Une enfance, la mer. Une robe verte, un fard à paupiéres turquoise.
Du temps qui glisse comme de la soie.
Dix ans. Des parfums, des visages, la peur des nuits étoilées, l'envie de parler sans fin. Se taire est ce donc mourir?
La couleur et le murmure des mots qui habillent le regard et la peau. Les mots en abondance. Jusqu'à étouffer le silence du monde.
Vingt ans. Les seins en pomme, la jupe fendue, la peau mate. Une mer de regards, parure de velours qui vous offre le temps. Plaisir des jours, paresse des heures, nonchalance, légéreté. Passions éphémères, miroirs de la nuit, contre jours. Les mots rythment la blessure des coeurs.
Une enfance, la mer. Une robe verte, un fard à paupières turquoise.

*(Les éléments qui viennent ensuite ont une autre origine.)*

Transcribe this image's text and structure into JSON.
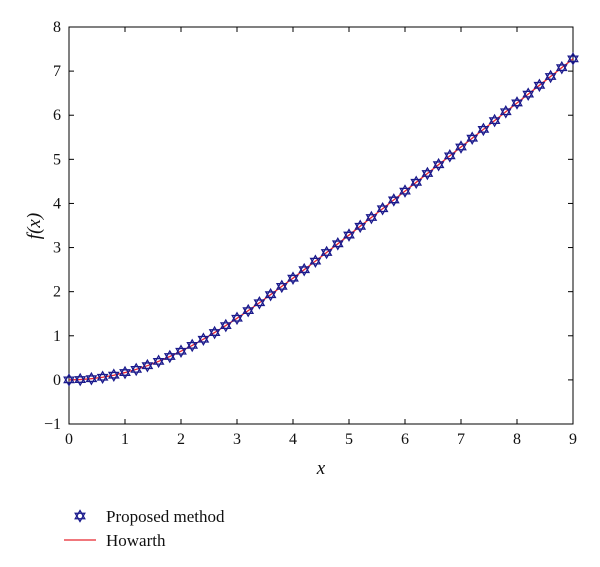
{
  "chart_data": {
    "type": "line",
    "xlabel": "x",
    "ylabel": "f(x)",
    "xlim": [
      0,
      9
    ],
    "ylim": [
      -1,
      8
    ],
    "xticks": [
      0,
      1,
      2,
      3,
      4,
      5,
      6,
      7,
      8,
      9
    ],
    "yticks": [
      -1,
      0,
      1,
      2,
      3,
      4,
      5,
      6,
      7,
      8
    ],
    "grid": false,
    "legend_position": "below plot, left",
    "series": [
      {
        "name": "Proposed method",
        "style": "markers",
        "marker": "hexagram",
        "color": "#1a1a8c",
        "x": [
          0,
          0.2,
          0.4,
          0.6,
          0.8,
          1.0,
          1.2,
          1.4,
          1.6,
          1.8,
          2.0,
          2.2,
          2.4,
          2.6,
          2.8,
          3.0,
          3.2,
          3.4,
          3.6,
          3.8,
          4.0,
          4.2,
          4.4,
          4.6,
          4.8,
          5.0,
          5.2,
          5.4,
          5.6,
          5.8,
          6.0,
          6.2,
          6.4,
          6.6,
          6.8,
          7.0,
          7.2,
          7.4,
          7.6,
          7.8,
          8.0,
          8.2,
          8.4,
          8.6,
          8.8,
          9.0
        ],
        "y": [
          0.0,
          0.007,
          0.027,
          0.06,
          0.106,
          0.166,
          0.238,
          0.322,
          0.42,
          0.53,
          0.65,
          0.782,
          0.922,
          1.073,
          1.231,
          1.397,
          1.57,
          1.748,
          1.932,
          2.12,
          2.306,
          2.498,
          2.692,
          2.888,
          3.085,
          3.283,
          3.482,
          3.681,
          3.88,
          4.08,
          4.28,
          4.479,
          4.679,
          4.879,
          5.079,
          5.279,
          5.479,
          5.679,
          5.878,
          6.078,
          6.278,
          6.478,
          6.678,
          6.878,
          7.078,
          7.278
        ]
      },
      {
        "name": "Howarth",
        "style": "line",
        "color": "#e8262e",
        "x": [
          0,
          0.2,
          0.4,
          0.6,
          0.8,
          1.0,
          1.2,
          1.4,
          1.6,
          1.8,
          2.0,
          2.2,
          2.4,
          2.6,
          2.8,
          3.0,
          3.2,
          3.4,
          3.6,
          3.8,
          4.0,
          4.2,
          4.4,
          4.6,
          4.8,
          5.0,
          5.2,
          5.4,
          5.6,
          5.8,
          6.0,
          6.2,
          6.4,
          6.6,
          6.8,
          7.0,
          7.2,
          7.4,
          7.6,
          7.8,
          8.0,
          8.2,
          8.4,
          8.6,
          8.8,
          9.0
        ],
        "y": [
          0.0,
          0.007,
          0.027,
          0.06,
          0.106,
          0.166,
          0.238,
          0.322,
          0.42,
          0.53,
          0.65,
          0.782,
          0.922,
          1.073,
          1.231,
          1.397,
          1.57,
          1.748,
          1.932,
          2.12,
          2.306,
          2.498,
          2.692,
          2.888,
          3.085,
          3.283,
          3.482,
          3.681,
          3.88,
          4.08,
          4.28,
          4.479,
          4.679,
          4.879,
          5.079,
          5.279,
          5.479,
          5.679,
          5.878,
          6.078,
          6.278,
          6.478,
          6.678,
          6.878,
          7.078,
          7.278
        ]
      }
    ]
  }
}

Ne dire que ces seuls mots. Mais la mémoire est une complice exigeante. Il lui faut des dates, des histoires, des visages. Le murmure du temps, l'ombre des regards. C'est un grand jeu de Monopoly où l'on revient toujours à la case"Départ". J'achéte des buvards jaunes et bleus pour sécher l'encre de mon "Sergent Major". Mais j'ai toujours les doigts tâchés et j'écris avec frénésie ce que m'apprend la vie. Inventer des histoires et conjuguer l'imparfait.

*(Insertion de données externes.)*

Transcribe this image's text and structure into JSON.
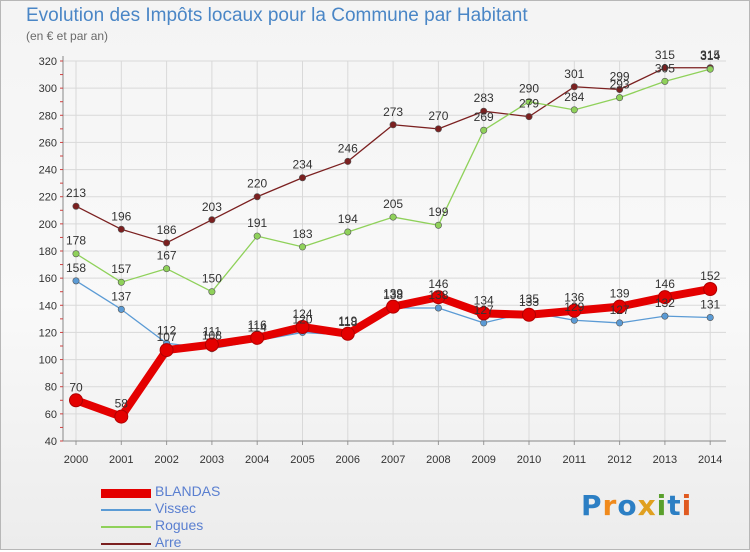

Si j'étais les nuages roses et blancs qui parcourent ces ciels de dentelles, si j'étais ce vent aux senteurs de rose qui rafraichit mon corps brulant, si j'étais la cuisine de ma mère et ce parfum inégalé d'un gâteau qui sent la pâte chaude et les zestes d'orange, si j'étais le chocolat du petit déjeuner et le canard au rhum du coucher, je n'aurais pas besoin de grandir d'aimer et de souffrir.

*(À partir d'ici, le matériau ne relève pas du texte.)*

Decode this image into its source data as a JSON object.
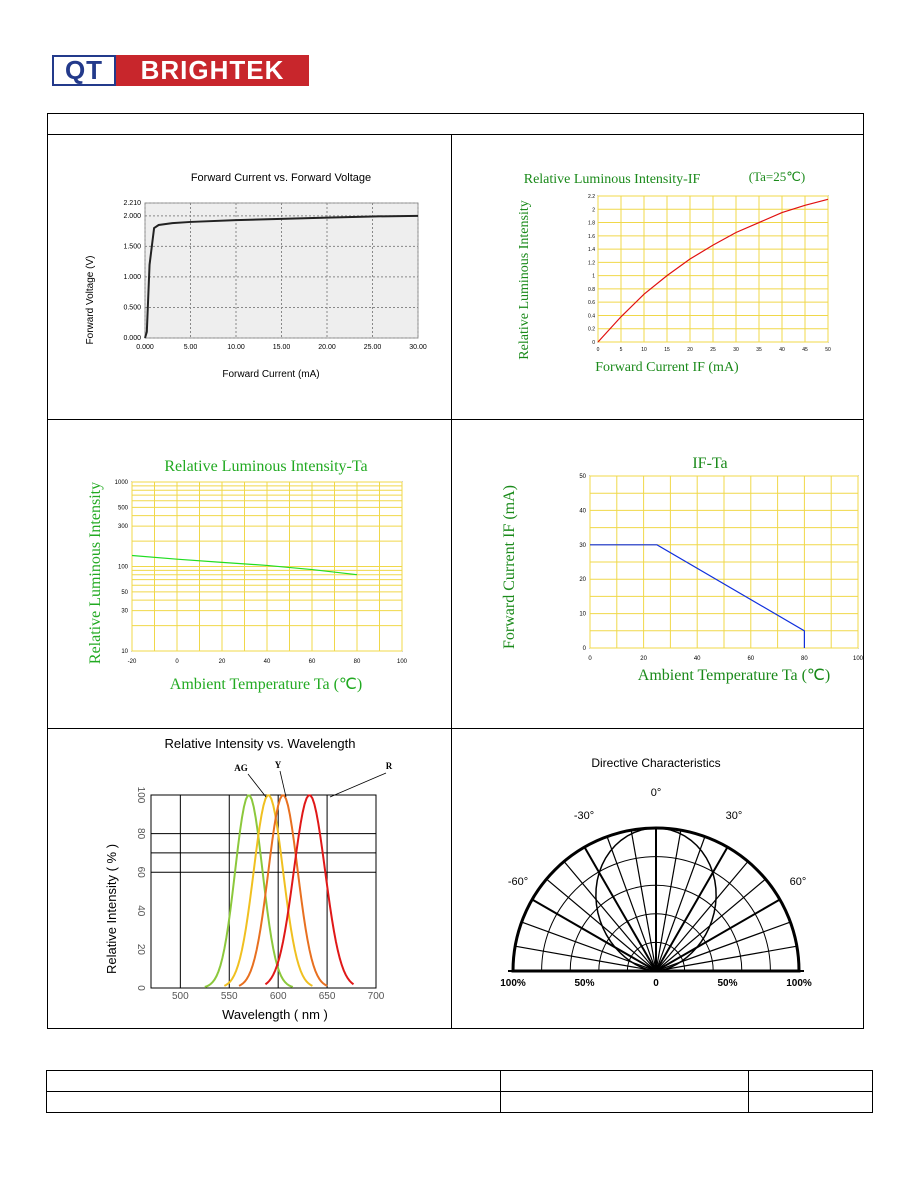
{
  "logo": {
    "qt": "QT",
    "brand": "BRIGHTEK"
  },
  "charts": {
    "fv": {
      "title": "Forward Current vs. Forward Voltage",
      "xlabel": "Forward Current (mA)",
      "ylabel": "Forward Voltage (V)",
      "xticks": [
        "0.000",
        "5.00",
        "10.00",
        "15.00",
        "20.00",
        "25.00",
        "30.00"
      ],
      "yticks": [
        "0.000",
        "0.500",
        "1.000",
        "1.500",
        "2.000",
        "2.210"
      ]
    },
    "rif": {
      "title": "Relative Luminous Intensity-IF",
      "subtitle": "(Ta=25℃)",
      "xlabel": "Forward Current IF (mA)",
      "ylabel": "Relative Luminous Intensity",
      "xticks": [
        "0",
        "5",
        "10",
        "15",
        "20",
        "25",
        "30",
        "35",
        "40",
        "45",
        "50"
      ],
      "yticks": [
        "0",
        "0.2",
        "0.4",
        "0.6",
        "0.8",
        "1",
        "1.2",
        "1.4",
        "1.6",
        "1.8",
        "2",
        "2.2"
      ]
    },
    "rta": {
      "title": "Relative Luminous Intensity-Ta",
      "xlabel": "Ambient Temperature Ta (℃)",
      "ylabel": "Relative Luminous Intensity",
      "xticks": [
        "-20",
        "0",
        "20",
        "40",
        "60",
        "80",
        "100"
      ],
      "yticks": [
        "10",
        "30",
        "50",
        "100",
        "300",
        "500",
        "1000"
      ]
    },
    "ifta": {
      "title": "IF-Ta",
      "xlabel": "Ambient Temperature Ta (℃)",
      "ylabel": "Forward Current IF (mA)",
      "xticks": [
        "0",
        "20",
        "40",
        "60",
        "80",
        "100"
      ],
      "yticks": [
        "0",
        "10",
        "20",
        "30",
        "40",
        "50"
      ]
    },
    "wl": {
      "title": "Relative Intensity vs. Wavelength",
      "xlabel": "Wavelength ( nm )",
      "ylabel": "Relative Intensity ( % )",
      "xticks": [
        "500",
        "550",
        "600",
        "650",
        "700"
      ],
      "yticks": [
        "0",
        "20",
        "40",
        "60",
        "80",
        "100"
      ],
      "labels": [
        "AG",
        "Y",
        "R"
      ]
    },
    "dir": {
      "title": "Directive Characteristics",
      "angles": [
        "0°",
        "-30°",
        "30°",
        "-60°",
        "60°"
      ],
      "scale": [
        "100%",
        "50%",
        "0",
        "50%",
        "100%"
      ]
    }
  },
  "chart_data": [
    {
      "type": "line",
      "title": "Forward Current vs. Forward Voltage",
      "xlabel": "Forward Current (mA)",
      "ylabel": "Forward Voltage (V)",
      "xlim": [
        0,
        30
      ],
      "ylim": [
        0,
        2.21
      ],
      "x": [
        0,
        0.2,
        0.5,
        1,
        1.5,
        3,
        5,
        10,
        15,
        20,
        25,
        30
      ],
      "y": [
        0,
        0.1,
        1.2,
        1.8,
        1.85,
        1.88,
        1.9,
        1.93,
        1.95,
        1.97,
        1.99,
        2.0
      ]
    },
    {
      "type": "line",
      "title": "Relative Luminous Intensity-IF",
      "xlabel": "Forward Current IF (mA)",
      "ylabel": "Relative Luminous Intensity",
      "xlim": [
        0,
        50
      ],
      "ylim": [
        0,
        2.2
      ],
      "x": [
        0,
        5,
        10,
        15,
        20,
        25,
        30,
        35,
        40,
        45,
        50
      ],
      "y": [
        0,
        0.38,
        0.72,
        1.0,
        1.25,
        1.46,
        1.65,
        1.8,
        1.95,
        2.06,
        2.15
      ]
    },
    {
      "type": "line",
      "title": "Relative Luminous Intensity-Ta",
      "xlabel": "Ambient Temperature Ta (℃)",
      "ylabel": "Relative Luminous Intensity",
      "xlim": [
        -20,
        100
      ],
      "ylim": [
        10,
        1000
      ],
      "yscale": "log",
      "x": [
        -20,
        0,
        20,
        40,
        60,
        80
      ],
      "y": [
        135,
        122,
        112,
        103,
        92,
        80
      ]
    },
    {
      "type": "line",
      "title": "IF-Ta",
      "xlabel": "Ambient Temperature Ta (℃)",
      "ylabel": "Forward Current IF (mA)",
      "xlim": [
        0,
        100
      ],
      "ylim": [
        0,
        50
      ],
      "x": [
        0,
        25,
        80,
        80
      ],
      "y": [
        30,
        30,
        5,
        0
      ]
    },
    {
      "type": "line",
      "title": "Relative Intensity vs. Wavelength",
      "xlabel": "Wavelength ( nm )",
      "ylabel": "Relative Intensity ( % )",
      "xlim": [
        470,
        700
      ],
      "ylim": [
        0,
        100
      ],
      "series": [
        {
          "name": "AG",
          "peak": 570
        },
        {
          "name": "Y",
          "peak": 590
        },
        {
          "name": "",
          "peak": 605
        },
        {
          "name": "R",
          "peak": 632
        }
      ]
    }
  ]
}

Grandir. Dire non à sa mère, oui à son père. Hésiter entre jalousie et puissance. Cultiver ses idées dans le parterre des autres. Ajouter un anniversaire à un autre dans ces répititions joyeuses de fêtes où personne ne manque. Et puis un jour le manque devient cette mante religieuse qui se nourrit de nos souffrances et enlace le temps d'un voile noir. Ici commence une autre histoire.
Le regard fier ou le regard perdu, l'aveu nous déchire: " Adulte". Défaire ses rêves, refaire ses comptes. Voler sa liberté. Créer d'autres vies. Garder ses silences, pleurer ses mots.
Une enfance, la mer. Une robe, un fard à paupiéres turquoise. Un inventaire obsédant qui tournoie dans les couleurs du temps. Murmures essentielles, objets frivoles. Mer verte, robe turquoise, enfance fard. Jouer, jouer entre point et virgule. Danser, danser dans cette paupière qui bat le sang de mon amour.